As a Jupyter user, some time ago I also encountered this problem, step on the pit to grope, is a “satisfactory” solution to this problem.

Define the problem the solution addresses: gracefully manage the ipynb file change history of Jupyter notebooks with Git.

There are two solutions, and I recommend the second one.

Option 1: Install the NoteDown plug-in so that the Jupyter notebook can modify and run Markdown format code, in other words, replace ipynb files with MD files. (This is from li Mu tutorial to learn, practice pit more)

Install the NoteDown plug-in, run the Jupyter notebook and load the plug-in:

pip install https://github.com/aaren/notedown/tarball/master
jupyter notebook --NotebookApp.contents_manager_class='notedown.NotedownContentsManager'

#This is also possible, but the versions are younger (1.4.2, latest 1.5.0) and less compatible
# pip install notedown
Copy the code

If you want the NoteDown plugin to be enabled by default every time you run Jupyter, follow these steps.

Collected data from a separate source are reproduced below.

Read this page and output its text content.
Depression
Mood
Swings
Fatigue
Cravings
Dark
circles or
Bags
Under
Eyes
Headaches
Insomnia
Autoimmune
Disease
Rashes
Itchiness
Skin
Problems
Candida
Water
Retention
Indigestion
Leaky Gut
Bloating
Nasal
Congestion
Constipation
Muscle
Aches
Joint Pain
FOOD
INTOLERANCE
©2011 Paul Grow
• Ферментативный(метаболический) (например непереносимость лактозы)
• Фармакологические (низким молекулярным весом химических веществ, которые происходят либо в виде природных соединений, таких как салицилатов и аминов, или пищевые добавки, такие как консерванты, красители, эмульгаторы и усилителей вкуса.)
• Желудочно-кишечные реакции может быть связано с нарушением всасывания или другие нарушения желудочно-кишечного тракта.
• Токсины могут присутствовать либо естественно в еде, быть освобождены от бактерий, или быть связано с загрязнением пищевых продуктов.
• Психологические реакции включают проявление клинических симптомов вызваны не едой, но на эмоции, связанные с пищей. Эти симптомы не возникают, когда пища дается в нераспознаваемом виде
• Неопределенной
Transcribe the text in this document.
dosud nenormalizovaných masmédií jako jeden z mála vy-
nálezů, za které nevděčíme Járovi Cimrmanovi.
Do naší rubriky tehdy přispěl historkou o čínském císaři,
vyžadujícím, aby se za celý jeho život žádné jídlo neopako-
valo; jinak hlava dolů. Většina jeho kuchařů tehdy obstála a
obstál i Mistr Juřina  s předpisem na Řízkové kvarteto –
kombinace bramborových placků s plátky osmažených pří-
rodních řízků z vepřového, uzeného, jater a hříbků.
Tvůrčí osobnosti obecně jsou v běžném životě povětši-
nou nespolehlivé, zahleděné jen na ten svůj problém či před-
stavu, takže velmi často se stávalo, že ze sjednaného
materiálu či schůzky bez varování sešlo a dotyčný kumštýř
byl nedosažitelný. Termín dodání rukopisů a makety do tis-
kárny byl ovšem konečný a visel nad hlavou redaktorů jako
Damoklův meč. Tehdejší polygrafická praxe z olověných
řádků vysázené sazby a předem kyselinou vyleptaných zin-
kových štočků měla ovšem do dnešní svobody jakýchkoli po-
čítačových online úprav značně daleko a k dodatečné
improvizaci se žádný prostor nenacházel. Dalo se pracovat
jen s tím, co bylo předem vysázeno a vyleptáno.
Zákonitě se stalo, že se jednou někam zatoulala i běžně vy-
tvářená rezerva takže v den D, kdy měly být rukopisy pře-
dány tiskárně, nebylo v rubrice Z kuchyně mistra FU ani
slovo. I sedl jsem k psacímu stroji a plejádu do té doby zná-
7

First, run the following command to generate the Jupyter notebook configuration file (skip it if it has already been generated).

jupyter notebook --generate-config
Copy the code

Then, add the following line to the end of the Jupyter notebook configuration file (on Linux/macOS, it is usually in the path ~/.jupyter/jupyter_notebook_config.py)

c.NotebookApp.contents_manager_class = 'notedown.NotedownContentsManager'
Copy the code

After that, we just need to run the Jupyter notebook command to enable the NoteDown plug-in by default.

Solution 2: Install nbstripout tool, make Git save Jupyter notebook to Git version library “ignore” the output, leave the outputs empty, while keeping the working directory unchanged. This is generally not a problem, and others only need to re-run the Jupyter notebook once after checkout to see the output.

   "outputs": [
    {
     "name": "stderr",
     "output_type": "stream",
     "text": [
      "Using TensorFlow backend.\n"
     ]
    }
Copy the code

To complete the configuration, run nbstripout in the Git project directory and use Git commands such as add, checkout, commit, and diff. Changes are made only when the code is actually changed, and a version record is generated after the commit.

Install the nbstripout tool.

nbstripout --install
Copy the code

You can also uninstall the Nbstripout tool at any time.

nbstripout --uninstall
Copy the code

What these two commands actually do is modify the.git/config file

[core]
	repositoryformatversion = 0
	filemode = true
	bare = false
	logallrefupdates = true
	ignorecase = true
	precomposeunicode = true
[filter "nbstripout"]
	clean = \"/ Users/CCM/anaconda3 / bin/python \" \ "/ Users/CCM/anaconda3 / lib/python3.7 / site - packages/nbstripout. Py \" smudge = cat required = true [diff "ipynbTextconv = \ ""] / Users/CCM/anaconda3 / bin/python \" \ "/ Users/CCM/anaconda3 / lib/python3.7 / site - packages/nbstripout. Py \" - tCopy the code

To sum up, the key point of Jupyter notebook file version control problem lies in the IPynB file storage outputs, this part is often changeable, do not need to do version control, solve this, also solve the Jupyter notebook file version control problem.

Reprint please indicate the source, also welcome to communicate with me.